Genetically encoded fluorescent biosensors allow researchers to see how products form in real time in microorganisms, and to test billions of candidates at a time
Synthetic biologists are learning to turn microbes and unicellular organisms into highly productive factories by re-engineering their metabolism to produce valued commodities such as fine chemicals, therapeutics and biofuels. To speed up identification of the most efficient producers, researchers at Harvard’s Wyss Institute for Biologically Inspired Engineering describe new approaches to this process and demonstrate how genetically encoded fluorescent biosensors can enable the generation and testing of billions of individual variants of a metabolic pathway in record time.
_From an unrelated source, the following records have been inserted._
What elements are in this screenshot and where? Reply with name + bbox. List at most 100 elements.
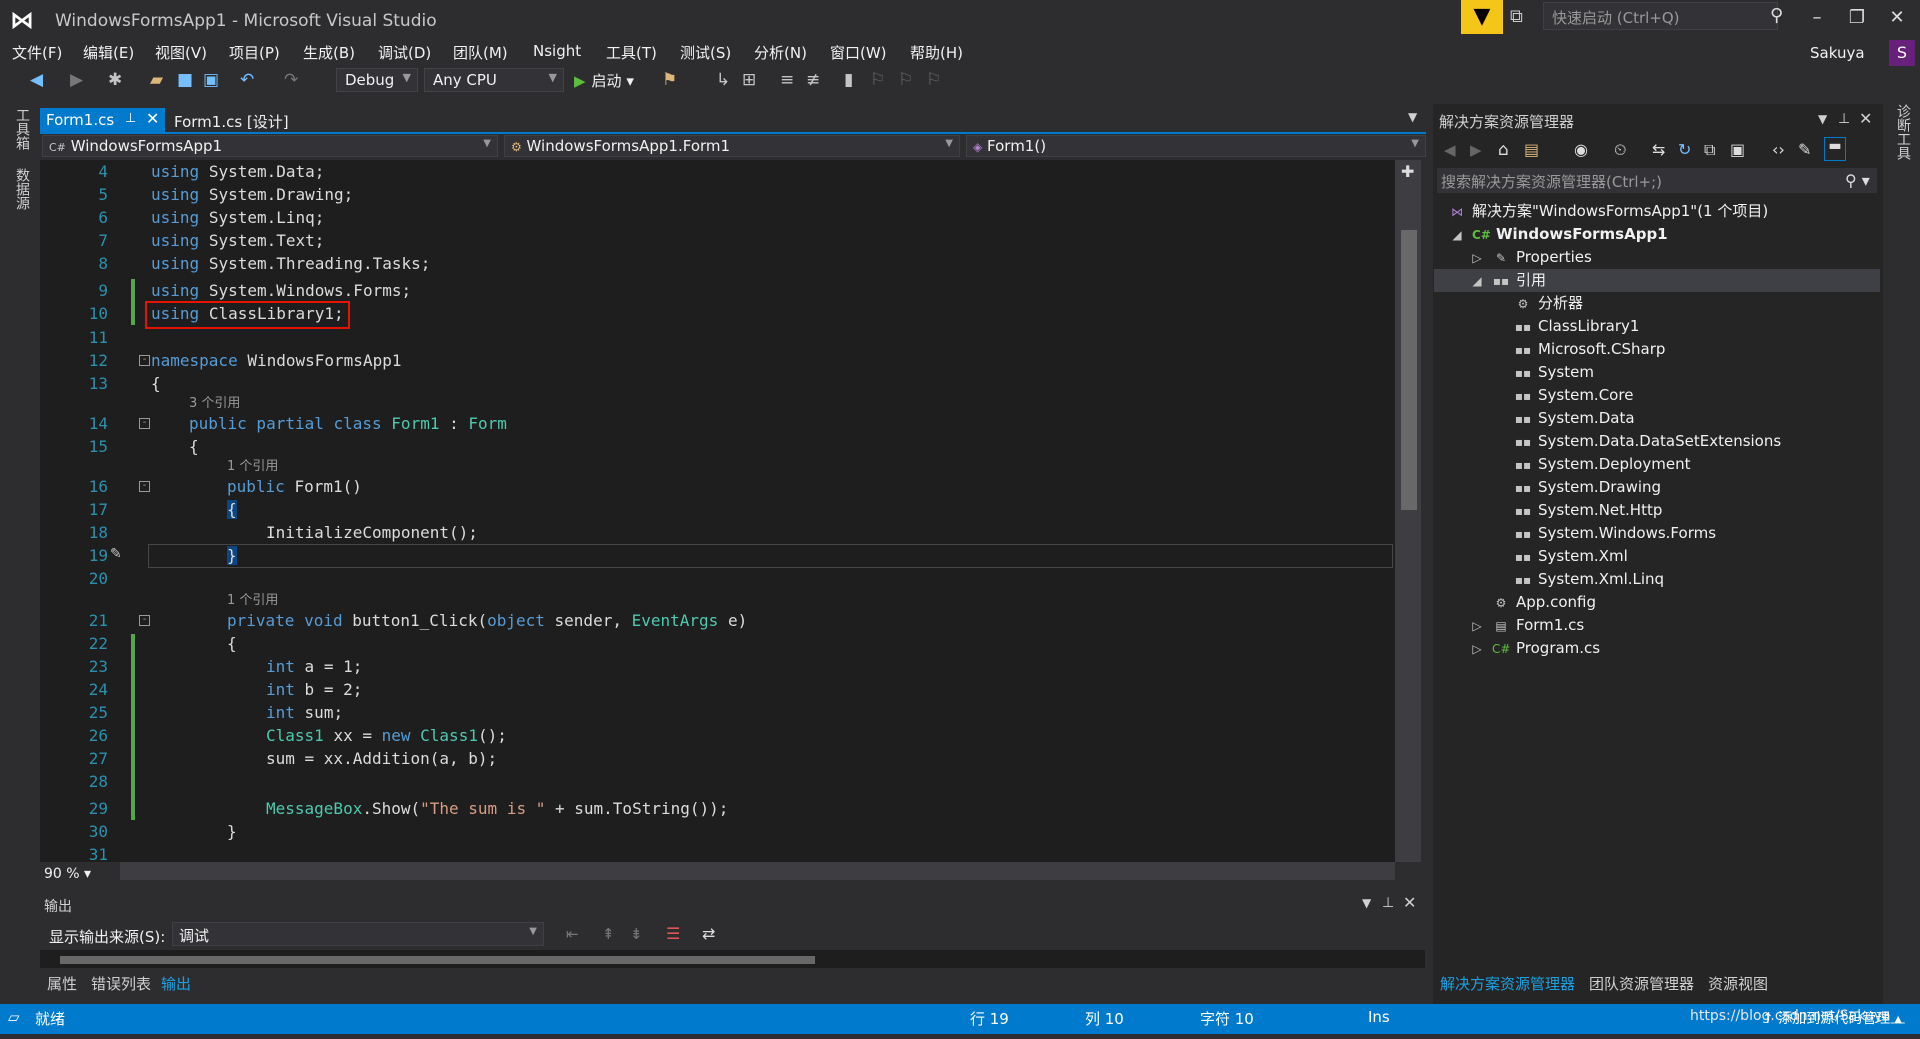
tree-reference-item[interactable]: ▪▪ System.Data.DataSetExtensions <box>1514 430 1781 453</box>
editor-horizontal-scrollbar[interactable] <box>120 862 1395 880</box>
member-nav-select[interactable]: ◈ Form1() ▼ <box>966 135 1426 157</box>
tree-reference-item[interactable]: ⚙ 分析器 <box>1514 292 1583 315</box>
scrollbar-thumb[interactable] <box>1401 230 1417 510</box>
close-icon[interactable]: ✕ <box>1403 893 1416 912</box>
properties-wrench-icon[interactable]: ✎ <box>1798 140 1811 159</box>
tree-reference-item[interactable]: ▪▪ System.Drawing <box>1514 476 1661 499</box>
code-line[interactable]: private void button1_Click(object sender… <box>227 609 747 632</box>
open-file-icon[interactable]: ▰ <box>150 70 163 90</box>
forward-icon[interactable]: ▶ <box>70 70 83 90</box>
code-line[interactable]: MessageBox.Show("The sum is " + sum.ToSt… <box>266 797 728 820</box>
zoom-level-select[interactable]: 90 % ▾ <box>44 866 91 882</box>
code-line[interactable]: using System.Threading.Tasks; <box>151 252 430 275</box>
save-all-icon[interactable]: ▣ <box>203 70 219 90</box>
restore-button[interactable]: ❐ <box>1837 4 1877 32</box>
solution-search-input[interactable]: 搜索解决方案资源管理器(Ctrl+;) <box>1437 168 1877 193</box>
start-debug-button[interactable]: ▶ 启动 ▾ <box>574 70 634 91</box>
tree-reference-item[interactable]: ▪▪ System.Data <box>1514 407 1635 430</box>
redo-icon[interactable]: ↷ <box>284 70 298 90</box>
tree-reference-item[interactable]: ▪▪ System.Xml.Linq <box>1514 568 1664 591</box>
comment-icon[interactable]: ≡ <box>780 70 794 90</box>
menu-window[interactable]: 窗口(W) <box>830 42 887 63</box>
tree-file[interactable]: ▷ C# Program.cs <box>1468 637 1600 660</box>
pending-changes-icon[interactable]: ◉ <box>1574 140 1588 159</box>
tab-resource-view[interactable]: 资源视图 <box>1708 973 1768 994</box>
feedback-icon[interactable]: ⧉ <box>1510 6 1523 27</box>
menu-help[interactable]: 帮助(H) <box>910 42 963 63</box>
tree-file[interactable]: ▷ ▤ Form1.cs <box>1468 614 1584 637</box>
word-wrap-icon[interactable]: ⇄ <box>702 924 715 943</box>
tab-properties[interactable]: 属性 <box>47 973 77 994</box>
output-source-select[interactable]: 调试 ▼ <box>172 922 544 946</box>
code-line[interactable]: sum = xx.Addition(a, b); <box>266 747 497 770</box>
code-line[interactable]: public Form1() <box>227 475 362 498</box>
code-line[interactable]: InitializeComponent(); <box>266 521 478 544</box>
tab-output[interactable]: 输出 <box>161 973 191 994</box>
split-editor-icon[interactable]: ✚ <box>1401 162 1414 181</box>
datasource-tab[interactable]: 数据源 <box>12 168 32 210</box>
collapse-icon[interactable]: - <box>139 355 150 366</box>
code-line[interactable]: using System.Windows.Forms; <box>151 279 411 302</box>
collapse-all-icon[interactable]: ⧉ <box>1704 140 1715 160</box>
tree-references[interactable]: ◢ ▪▪ 引用 <box>1468 269 1546 292</box>
tab-team-explorer[interactable]: 团队资源管理器 <box>1589 973 1694 994</box>
step-icon[interactable]: ↳ <box>716 70 730 90</box>
pin-icon[interactable]: ⊥ <box>1838 111 1850 127</box>
project-nav-select[interactable]: C# WindowsFormsApp1 ▼ <box>42 135 498 157</box>
forward-icon[interactable]: ▶ <box>1470 141 1482 159</box>
user-name[interactable]: Sakuya <box>1810 44 1865 62</box>
class-nav-select[interactable]: ⚙ WindowsFormsApp1.Form1 ▼ <box>504 135 960 157</box>
tree-reference-item[interactable]: ▪▪ System.Windows.Forms <box>1514 522 1716 545</box>
prev-bookmark-icon[interactable]: ⚐ <box>870 70 885 90</box>
quick-action-icon[interactable]: ✎ <box>110 546 122 562</box>
next-bookmark-icon[interactable]: ⚐ <box>898 70 913 90</box>
view-code-icon[interactable]: ‹› <box>1772 140 1785 159</box>
pin-icon[interactable]: ⊥ <box>1382 895 1394 911</box>
prev-message-icon[interactable]: ⇞ <box>602 925 615 943</box>
tab-error-list[interactable]: 错误列表 <box>91 973 151 994</box>
refresh-icon[interactable]: ↻ <box>1678 140 1691 159</box>
menu-project[interactable]: 项目(P) <box>229 42 280 63</box>
undo-icon[interactable]: ↶ <box>240 70 254 90</box>
code-line[interactable]: using System.Drawing; <box>151 183 353 206</box>
collapse-icon[interactable]: - <box>139 418 150 429</box>
search-icon[interactable]: ⚲ ▾ <box>1845 171 1870 190</box>
show-all-files-icon[interactable]: ▣ <box>1730 140 1745 159</box>
bookmark-icon[interactable]: ▮ <box>844 70 853 90</box>
pin-icon[interactable]: ⊥ <box>125 111 136 126</box>
code-line[interactable]: int b = 2; <box>266 678 362 701</box>
clear-bookmarks-icon[interactable]: ⚐ <box>926 70 941 90</box>
history-icon[interactable]: ⏲ <box>1614 140 1626 160</box>
menu-nsight[interactable]: Nsight <box>533 42 581 60</box>
browser-link-icon[interactable]: ⚑ <box>662 70 677 90</box>
tree-reference-item[interactable]: ▪▪ System.Deployment <box>1514 453 1691 476</box>
menu-edit[interactable]: 编辑(E) <box>83 42 134 63</box>
close-icon[interactable]: ✕ <box>146 109 159 128</box>
toolbox-tab[interactable]: 工具箱 <box>12 108 32 150</box>
codelens-references[interactable]: 1 个引用 <box>227 458 278 476</box>
tree-properties[interactable]: ▷ ✎ Properties <box>1468 246 1591 269</box>
code-line[interactable]: using System.Text; <box>151 229 324 252</box>
close-window-button[interactable]: ✕ <box>1877 4 1917 32</box>
tree-reference-item[interactable]: ▪▪ System.Net.Http <box>1514 499 1663 522</box>
collapse-icon[interactable]: - <box>139 481 150 492</box>
tab-form1-cs[interactable]: Form1.cs ⊥ ✕ <box>40 108 165 132</box>
panel-menu-icon[interactable]: ▼ <box>1818 112 1827 126</box>
menu-analyze[interactable]: 分析(N) <box>754 42 807 63</box>
tree-file[interactable]: ⚙ App.config <box>1492 591 1596 614</box>
minimize-button[interactable]: – <box>1797 4 1837 32</box>
tree-reference-item[interactable]: ▪▪ System.Xml <box>1514 545 1628 568</box>
code-line[interactable]: public partial class Form1 : Form <box>189 412 507 435</box>
tree-reference-item[interactable]: ▪▪ System <box>1514 361 1594 384</box>
tree-reference-item[interactable]: ▪▪ System.Core <box>1514 384 1634 407</box>
add-to-source-control-button[interactable]: ↑ 添加到源代码管理 ▴ <box>1762 1008 1902 1028</box>
tab-form1-designer[interactable]: Form1.cs [设计] <box>168 108 295 132</box>
code-line[interactable]: using System.Linq; <box>151 206 324 229</box>
home-icon[interactable]: ⌂ <box>1498 140 1509 160</box>
code-line[interactable]: } <box>227 820 237 843</box>
tree-solution[interactable]: ⋈ 解决方案"WindowsFormsApp1"(1 个项目) <box>1448 200 1768 223</box>
save-icon[interactable]: ■ <box>177 70 193 90</box>
next-message-icon[interactable]: ⇟ <box>630 925 643 943</box>
menu-team[interactable]: 团队(M) <box>453 42 508 63</box>
code-line[interactable]: } <box>227 544 237 567</box>
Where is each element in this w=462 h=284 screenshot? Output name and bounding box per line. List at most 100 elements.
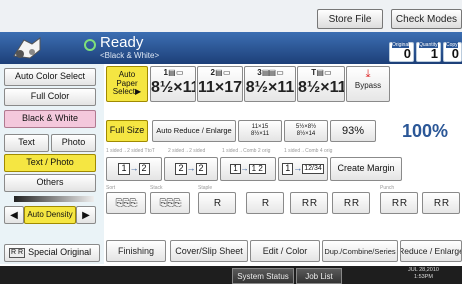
tray-t-button[interactable]: T ▤ ▭ 8½×11 [297, 66, 345, 102]
tab-reduce-enlarge[interactable]: Reduce / Enlarge [400, 240, 462, 262]
bypass-label: Bypass [354, 81, 382, 90]
staple-top-left-button[interactable]: R [198, 192, 236, 214]
full-color-button[interactable]: Full Color [4, 88, 96, 106]
original-counter: Original 0 [389, 42, 414, 62]
preset-1-top: 11×15 [251, 124, 269, 131]
photo-mode-button[interactable]: Photo [51, 134, 96, 152]
tab-edit-color[interactable]: Edit / Color [250, 240, 320, 262]
tray-2-icons: 2 ▤ ▭ [210, 68, 230, 77]
duplex-label-1: 1 sided→2 sided TtoT [106, 148, 155, 154]
tray-t-icons: T ▤ ▭ [311, 68, 331, 77]
preset-ratio-1-button[interactable]: 11×15 8½×11 [238, 120, 282, 142]
staple-double-icon: R R [301, 197, 317, 209]
create-margin-button[interactable]: Create Margin [330, 157, 402, 181]
preset-2-top: 5½×8½ [295, 124, 317, 131]
status-subtitle: <Black & White> [100, 51, 160, 60]
copier-logo-icon [10, 30, 44, 64]
datetime-display: JUL 28,2010 1:53PM [408, 267, 439, 281]
staple-side-button[interactable]: R R [332, 192, 370, 214]
tray-1-icons: 1 ▤ ▭ [163, 68, 183, 77]
system-status-button[interactable]: System Status [232, 268, 294, 284]
duplex-2to2-dst: 2 [195, 163, 207, 175]
auto-reduce-enlarge-button[interactable]: Auto Reduce / Enlarge [152, 120, 236, 142]
staple-top-right-button[interactable]: R [246, 192, 284, 214]
ready-indicator-icon [84, 39, 96, 51]
tab-dup-combine-series[interactable]: Dup./Combine/Series [322, 240, 398, 262]
sort-icon: ⎘⎘⎘ [115, 197, 138, 209]
duplex-2to2-button[interactable]: 2 → 2 [164, 157, 218, 181]
tray-3-icons: 3 ▤▤ ▭ [257, 68, 284, 77]
staple-double-button[interactable]: R R [290, 192, 328, 214]
status-bar [0, 266, 462, 284]
duplex-1to2-button[interactable]: 1 → 2 [106, 157, 162, 181]
check-modes-button[interactable]: Check Modes [391, 9, 462, 29]
arrow-icon: → [129, 163, 139, 174]
auto-paper-select-button[interactable]: Auto Paper Select▶ [106, 66, 148, 102]
arrow-icon: → [186, 163, 196, 174]
stack-icon: ⎘⎘⎘ [159, 197, 182, 209]
arrow-icon: → [240, 163, 249, 173]
tray-2-button[interactable]: 2 ▤ ▭ 11×17 [197, 66, 243, 102]
tray-1-size: 8½×11 [151, 79, 196, 96]
punch-label: Punch [380, 185, 395, 191]
tray-3-button[interactable]: 3 ▤▤ ▭ 8½×11 [244, 66, 296, 102]
density-lighter-button[interactable]: ◀ [4, 206, 24, 224]
current-ratio-display: 100% [401, 120, 449, 141]
combine-4-button[interactable]: 1 → 12/34 [278, 157, 328, 181]
staple-label: Staple [198, 185, 213, 191]
duplex-1to2-dst: 2 [138, 163, 150, 175]
duplex-label-3: 1 sided→Comb 2 orig [222, 148, 271, 154]
tray-1-button[interactable]: 1 ▤ ▭ 8½×11 [150, 66, 196, 102]
preset-2-bottom: 8½×14 [296, 131, 316, 137]
combine-2-dst: 1 2 [248, 163, 266, 175]
stack-button[interactable]: ⎘⎘⎘ [150, 192, 190, 214]
sort-label: Sort [106, 185, 116, 191]
bypass-button[interactable]: ⤓ Bypass [346, 66, 390, 102]
stack-label: Stack [150, 185, 163, 191]
punch-3-button[interactable]: R R [422, 192, 460, 214]
preset-1-bottom: 8½×11 [250, 131, 270, 137]
duplex-label-4: 1 sided→Comb 4 orig [284, 148, 333, 154]
tab-cover-slip-sheet[interactable]: Cover/Slip Sheet [170, 240, 248, 262]
date-text: JUL 28,2010 [408, 267, 439, 273]
tray-3-size: 8½×11 [245, 79, 295, 96]
ratio-93-button[interactable]: 93% [330, 120, 376, 142]
combine-4-src: 1 [282, 163, 294, 175]
special-original-icon: R R [9, 248, 26, 258]
auto-density-button[interactable]: Auto Density [24, 206, 76, 224]
preset-ratio-2-button[interactable]: 5½×8½ 8½×14 [284, 120, 328, 142]
special-original-button[interactable]: R R Special Original [4, 244, 100, 262]
store-file-button[interactable]: Store File [317, 9, 383, 29]
punch-2-button[interactable]: R R [380, 192, 418, 214]
status-title: Ready [100, 34, 144, 51]
tray-2-size: 11×17 [198, 79, 243, 96]
combine-4-dst: 12/34 [302, 164, 324, 174]
arrow-icon: → [293, 163, 303, 174]
density-scale [14, 196, 94, 202]
duplex-label-2: 2 sided→2 sided [168, 148, 206, 154]
job-list-button[interactable]: Job List [296, 268, 342, 284]
black-white-button[interactable]: Black & White [4, 110, 96, 128]
density-darker-button[interactable]: ▶ [76, 206, 96, 224]
tab-finishing[interactable]: Finishing [106, 240, 166, 262]
special-original-label: Special Original [28, 247, 92, 258]
copy-counter: Copy 0 [443, 42, 462, 62]
others-button[interactable]: Others [4, 174, 96, 192]
text-photo-button[interactable]: Text / Photo [4, 154, 96, 172]
staple-tl-icon: R [213, 197, 221, 209]
tray-t-size: 8½×11 [298, 79, 345, 96]
bypass-icon: ⤓ [365, 68, 371, 80]
duplex-2to2-src: 2 [175, 163, 187, 175]
time-text: 1:53PM [414, 274, 433, 280]
duplex-1to2-src: 1 [118, 163, 130, 175]
combine-2-button[interactable]: 1 → 1 2 [220, 157, 276, 181]
punch-3-icon: R R [433, 197, 449, 209]
text-mode-button[interactable]: Text [4, 134, 49, 152]
punch-2-icon: R R [391, 197, 407, 209]
combine-2-src: 1 [230, 163, 241, 175]
staple-tr-icon: R [261, 197, 269, 209]
sort-button[interactable]: ⎘⎘⎘ [106, 192, 146, 214]
staple-side-icon: R R [343, 197, 359, 209]
full-size-button[interactable]: Full Size [106, 120, 148, 142]
auto-color-select-button[interactable]: Auto Color Select [4, 68, 96, 86]
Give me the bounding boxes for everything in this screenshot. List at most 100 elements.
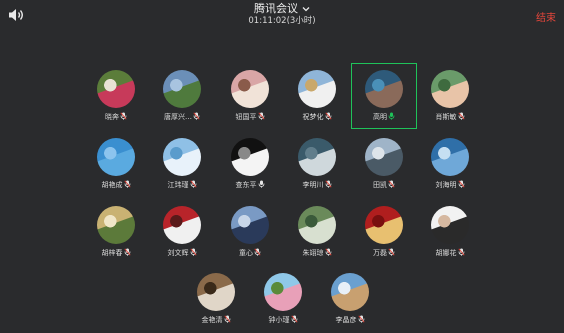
- mic-muted-icon: [257, 112, 265, 120]
- avatar[interactable]: [97, 70, 135, 108]
- participant-name-row: 高明: [352, 112, 416, 122]
- chevron-down-icon[interactable]: [302, 6, 310, 12]
- participant-tile[interactable]: 江玮瑾: [150, 134, 214, 198]
- participant-name: 胡艳成: [101, 181, 123, 189]
- meeting-title-row[interactable]: 腾讯会议: [0, 2, 564, 15]
- participant-name-row: 唐厚兴…: [150, 112, 214, 122]
- avatar[interactable]: [431, 70, 469, 108]
- avatar[interactable]: [97, 138, 135, 176]
- participant-tile[interactable]: 胡娜花: [418, 202, 482, 266]
- mic-muted-icon: [324, 180, 332, 188]
- participant-tile[interactable]: 查东平: [218, 134, 282, 198]
- participant-tile[interactable]: 钟小瑾: [251, 269, 315, 333]
- mic-icon: [258, 180, 264, 188]
- mic-muted-icon: [457, 180, 465, 188]
- participant-tile[interactable]: 祝梦化: [285, 66, 349, 130]
- mic-muted-icon: [123, 180, 131, 188]
- participant-name: 肖斯敏: [435, 113, 457, 121]
- participant-name-row: 田凯: [352, 180, 416, 190]
- end-meeting-button[interactable]: 结束: [536, 9, 556, 24]
- participant-name: 唐厚兴…: [164, 113, 192, 121]
- participant-name-row: 刘文辉: [150, 248, 214, 258]
- mic-muted-icon: [290, 315, 298, 323]
- mic-muted-icon: [388, 180, 395, 188]
- participant-name: 李晶彦: [335, 316, 357, 324]
- avatar[interactable]: [197, 273, 235, 311]
- mic-muted-icon: [123, 248, 131, 256]
- participant-name-row: 胡娜花: [418, 248, 482, 258]
- mic-muted-icon: [388, 248, 395, 256]
- participant-tile[interactable]: 田凯: [352, 134, 416, 198]
- participant-tile[interactable]: 唐厚兴…: [150, 66, 214, 130]
- avatar[interactable]: [298, 138, 336, 176]
- participant-name: 胡娜花: [435, 249, 457, 257]
- avatar[interactable]: [365, 138, 403, 176]
- participant-tile[interactable]: 金艳清: [184, 269, 248, 333]
- mic-muted-icon: [189, 248, 197, 256]
- avatar[interactable]: [431, 206, 469, 244]
- participant-tile[interactable]: 刘海明: [418, 134, 482, 198]
- participant-tile[interactable]: 李晶彦: [318, 269, 382, 333]
- avatar[interactable]: [231, 138, 269, 176]
- participant-name-row: 胡梓春: [84, 248, 148, 258]
- participant-name-row: 钟小瑾: [251, 315, 315, 325]
- avatar[interactable]: [298, 206, 336, 244]
- participant-name: 晓奔: [105, 113, 119, 121]
- participant-tile[interactable]: 朱翊琼: [285, 202, 349, 266]
- mic-speaking-icon: [388, 112, 395, 120]
- participant-name: 查东平: [235, 181, 257, 189]
- participant-name: 钟小瑾: [268, 316, 290, 324]
- mic-muted-icon: [254, 248, 261, 256]
- avatar[interactable]: [298, 70, 336, 108]
- participant-tile[interactable]: 童心: [218, 202, 282, 266]
- participant-name-row: 刘海明: [418, 180, 482, 190]
- participant-tile[interactable]: 肖斯敏: [418, 66, 482, 130]
- mic-muted-icon: [457, 248, 465, 256]
- participant-tile[interactable]: 胡梓春: [84, 202, 148, 266]
- mic-muted-icon: [120, 112, 127, 120]
- participant-tile[interactable]: 高明: [352, 66, 416, 130]
- mic-muted-icon: [189, 180, 197, 188]
- participant-name-row: 钮国平: [218, 112, 282, 122]
- avatar[interactable]: [365, 70, 403, 108]
- top-bar: 腾讯会议 01:11:02(3小时) 结束: [0, 0, 564, 30]
- avatar[interactable]: [163, 206, 201, 244]
- avatar[interactable]: [163, 70, 201, 108]
- participant-name: 高明: [373, 113, 387, 121]
- avatar[interactable]: [97, 206, 135, 244]
- participant-name: 童心: [239, 249, 253, 257]
- participant-tile[interactable]: 钮国平: [218, 66, 282, 130]
- mic-muted-icon: [324, 112, 332, 120]
- participant-name: 李明川: [302, 181, 324, 189]
- participant-name-row: 万磊: [352, 248, 416, 258]
- participant-name-row: 胡艳成: [84, 180, 148, 190]
- participant-name: 刘文辉: [167, 249, 189, 257]
- mic-muted-icon: [357, 315, 365, 323]
- participant-name: 胡梓春: [101, 249, 123, 257]
- participant-tile[interactable]: 李明川: [285, 134, 349, 198]
- participant-name-row: 晓奔: [84, 112, 148, 122]
- participant-tile[interactable]: 胡艳成: [84, 134, 148, 198]
- avatar[interactable]: [365, 206, 403, 244]
- participant-name: 祝梦化: [302, 113, 324, 121]
- participant-tile[interactable]: 万磊: [352, 202, 416, 266]
- avatar[interactable]: [331, 273, 369, 311]
- avatar[interactable]: [264, 273, 302, 311]
- participant-name: 朱翊琼: [302, 249, 324, 257]
- participant-name: 田凯: [373, 181, 387, 189]
- participant-tile[interactable]: 刘文辉: [150, 202, 214, 266]
- meeting-header: 腾讯会议 01:11:02(3小时): [0, 2, 564, 27]
- meeting-title[interactable]: 腾讯会议: [254, 2, 298, 15]
- avatar[interactable]: [431, 138, 469, 176]
- participant-name-row: 朱翊琼: [285, 248, 349, 258]
- meeting-duration: 01:11:02(3小时): [248, 16, 316, 26]
- avatar[interactable]: [231, 70, 269, 108]
- mic-muted-icon: [457, 112, 465, 120]
- avatar[interactable]: [163, 138, 201, 176]
- avatar[interactable]: [231, 206, 269, 244]
- participant-name: 钮国平: [235, 113, 257, 121]
- participant-tile[interactable]: 晓奔: [84, 66, 148, 130]
- participant-name-row: 江玮瑾: [150, 180, 214, 190]
- participant-name-row: 李明川: [285, 180, 349, 190]
- participant-name: 江玮瑾: [167, 181, 189, 189]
The discussion and findings are reported in Trends in Biotechnology and the Proceedings of the National Academy of Sciences (PNAS).
Biotechnologists that tinker with the metabolism of microorganisms to produce valued products look at the engineering process through the lens of the so-called ‘design-build-test cycle.’ The idea is that multiple iterations of this cycle ultimately allow the identification of combinations of genetic and metabolic elements that produce the highest levels of a desired drug or chemical. Key to the cycle’s efficiency, however, is the ability to construct and test the largest number of variants possible; in the end, only a few of these variants will produce the product in industrially attractive amounts.
In the Trends in Biotechnology article, Wyss Institute scientists George Church, Ph.D., and Jameson Rogers, Ph.D., lay out the current state-of-the-art for designing, building and testing many variants at a time, a methodology that bioengineers call ‘multiplexing’. Church is a Wyss Institute Core Faculty member and Professor of Genetics at Harvard Medical School and Rogers, currently with the Boston Consulting Group, performed his work as a Harvard Pierce Fellow and Doctoral Student mentored by Church.
Bioengineers thoroughly understand how metabolic pathways work on the biochemical level and have a plethora of DNA sequences encoding variants of all of the necessary enzymes at their disposal. Deploying these sequences with the help of computational tools and regulating their expression with an ever-growing number of genetic elements, gives them access to an almost infinite pool of design possibilities. Similarly, revolutionary advances in technologies enabling DNA synthesis and manipulation have made the construction of billions of microorganisms, each containing a distinct design variant, a routine process.
“The real bottleneck in achieving high-throughput engineering cycles lies in the testing step. Current technology limits the number of designs scientists can evaluate to hundreds, or maybe even a thousand, different designs per day. Often the assays necessary are painstaking and prone to user error,” said Rogers.
Church and Rogers discuss how genetically encoded biosensors can help bioengineers overcome this hurdle. Such biosensors work by coupling the amount of a desired product produced within a microorganism to the expression of an antibiotic resistance gene such that only high producers survive. Alternatively, the expression of a fluorescent protein can be used for high-speed sorting of rare but highly productive candidates from large populations of less productive microbes.
“Now, by having developed both types of genetically encoded biosensors we can close the loop of a fully multiplexed engineering cycle. This enables exploration of design spaces for specific metabolic pathways in much greater breadth and depth. Fluorescent biosensors, in particular, enable a brand new type of pipeline engineering in which we can observe metabolic product levels at all times during the process with extraordinary sensitivity and ability to further manipulate the engineering cycle,” said Church.
Earlier work by Church’s team at the Wyss Institute already demonstrated that the levels of commercially valuable chemicals produced by bacteria could be raised through several rounds of a design-build-test cycle that employed an antibiotic selection-based biosensor. Now, Church and Rogers report in PNAS the unique advantages that fluorescent biosensors provide to bioengineers.
“Our fluorescent biosensors are built around specialized proteins that directly sense commercially valuable metabolites. These sensor proteins switch on the expression of a fluorescent reporter protein, resulting in cellular brightness that is proportional to the amount of chemical produced within the engineered cells. We can literally watch the biological production of valuable chemicals in real-time as the synthesis occurs and isolate the highest producers out of cultures with billions of candidates,” said Rogers, who was named one of Forbes’ “30 Under 30” in Science for opening new perspectives in bioengineering.
Using this strategy, the Wyss researchers have established fluorescent biosensors for the production of super-absorbent polymers and plastics like the coveted acrylate from which a range of products is made. In fact, the study established the first engineered pathway able to biologically produce acrylate from common sugar, rather than the previously required petroleum compounds.
“This newly emerging biosensor technology has the potential to transform metabolic engineering in areas ranging from industrial manufacturing to medicine, and it can have a positive impact on our environment by making the production of drugs and chemicals independent from fossil fuels,” said Wyss Institute Founding Director Donald Ingber, M.D., Ph.D., who is the Judah Folkman Professor of Vascular Biology at HMS and the Vascular Biology Program at Boston Children’s Hospital, as well as Professor of Bioengineering at the Harvard John A. Paulson School of Engineering and Applied Sciences.